Am 15. Mai schafften diese drei Männer (sowie Bauleiter Jonas Veser) in Dietmanns. Die drei Männer sind Teil einer 420 Mitarbeiter umfassenden Belegschaft, die ein besonderer Korpsgeist eint: Man fühle sich schon irgendwie als Familie, lässt Alois Jäger, der Gründer und „Vater“ des Ganzen, durchblicken.

Die wichtigsten Geschäftsfelder von BauGrund Süd: Erdwärmebohrungen, Brunnenbau und Baugrund-Erkundung, auch Kampfmittelbeseitigung (immer noch ein Thema 80 Jahre nach dem Krieg). Die Bodenspezialisten von BauGrund Süd befassen sich auch mit Bodensanierung, Wasserhaltung (temporäre Trockenlegung von Baugruben, Tunneln und Schächten), Radon-Ermittlung und Gebäuderückbau (Unterstützung von Bauherren bei der Umnutzung von Altbestand). Seit 2009 gehört BauGrund Süd zur Weishaupt-Gruppe (Schwendi). Alois Jäger ist aber nach wie vor Geschäftsführer.

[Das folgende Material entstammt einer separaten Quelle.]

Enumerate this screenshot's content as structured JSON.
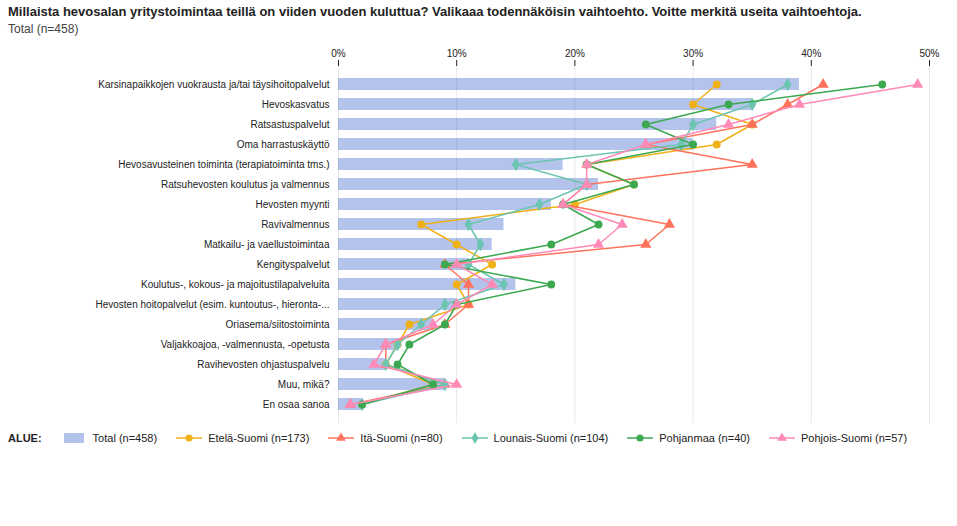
{
  "chart_data": {
    "type": "bar",
    "orientation": "horizontal",
    "title": "Millaista hevosalan yritystoimintaa teillä on viiden vuoden kuluttua? Valikaaa todennäköisin vaihtoehto. Voitte merkitä useita vaihtoehtoja.",
    "subtitle": "Total (n=458)",
    "legend_title": "ALUE:",
    "categories": [
      "Karsinapaikkojen vuokrausta ja/tai täysihoitopalvelut",
      "Hevoskasvatus",
      "Ratsastuspalvelut",
      "Oma harrastuskäyttö",
      "Hevosavusteinen toiminta (terapiatoiminta tms.)",
      "Ratsuhevosten koulutus ja valmennus",
      "Hevosten myynti",
      "Ravivalmennus",
      "Matkailu- ja vaellustoimintaa",
      "Kengityspalvelut",
      "Koulutus-, kokous- ja majoitustilapalveluita",
      "Hevosten hoitopalvelut (esim. kuntoutus-, hieronta-...",
      "Oriasema/siitostoiminta",
      "Valjakkoajoa, -valmennusta, -opetusta",
      "Ravihevosten ohjastuspalvelu",
      "Muu, mikä?",
      "En osaa sanoa"
    ],
    "series": [
      {
        "name": "Total (n=458)",
        "type": "bar",
        "values": [
          39,
          35,
          32,
          30,
          19,
          22,
          18,
          14,
          13,
          11,
          15,
          10,
          8,
          5,
          4,
          9,
          2
        ]
      },
      {
        "name": "Etelä-Suomi (n=173)",
        "type": "line",
        "marker": "circle",
        "values": [
          32,
          30,
          35,
          32,
          21,
          25,
          20,
          7,
          10,
          13,
          10,
          11,
          6,
          5,
          4,
          8,
          2
        ]
      },
      {
        "name": "Itä-Suomi (n=80)",
        "type": "line",
        "marker": "triangle",
        "values": [
          41,
          38,
          35,
          26,
          35,
          21,
          19,
          28,
          26,
          9,
          11,
          11,
          9,
          4,
          4,
          9,
          1
        ]
      },
      {
        "name": "Lounais-Suomi (n=104)",
        "type": "line",
        "marker": "diamond",
        "values": [
          38,
          35,
          30,
          29,
          15,
          21,
          17,
          11,
          12,
          11,
          14,
          9,
          7,
          5,
          4,
          9,
          2
        ]
      },
      {
        "name": "Pohjanmaa (n=40)",
        "type": "line",
        "marker": "circle",
        "values": [
          46,
          33,
          26,
          30,
          21,
          25,
          19,
          22,
          18,
          9,
          18,
          10,
          9,
          6,
          5,
          8,
          2
        ]
      },
      {
        "name": "Pohjois-Suomi (n=57)",
        "type": "line",
        "marker": "triangle",
        "values": [
          49,
          39,
          33,
          26,
          21,
          21,
          19,
          24,
          22,
          10,
          13,
          10,
          8,
          4,
          3,
          10,
          1
        ]
      }
    ],
    "xlim": [
      0,
      50
    ],
    "xticks": [
      {
        "value": 0,
        "label": "0%"
      },
      {
        "value": 10,
        "label": "10%"
      },
      {
        "value": 20,
        "label": "20%"
      },
      {
        "value": 30,
        "label": "30%"
      },
      {
        "value": 40,
        "label": "40%"
      },
      {
        "value": 50,
        "label": "50%"
      }
    ],
    "grid": true,
    "legend": "bottom"
  }
}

„Was sich unter der Erde abspielt, fasziniert uns“. Erdsonden, Brunnen, Baugrund, Projektierung und Kampfmittelbeseitigung – das sind die Geschäftsfelder von BauGrund Süd. Dabei ist das Bad Wurzacher Unternehmen in Südwestdeutschland bis in die Pfalz und nach Baden unterwegs.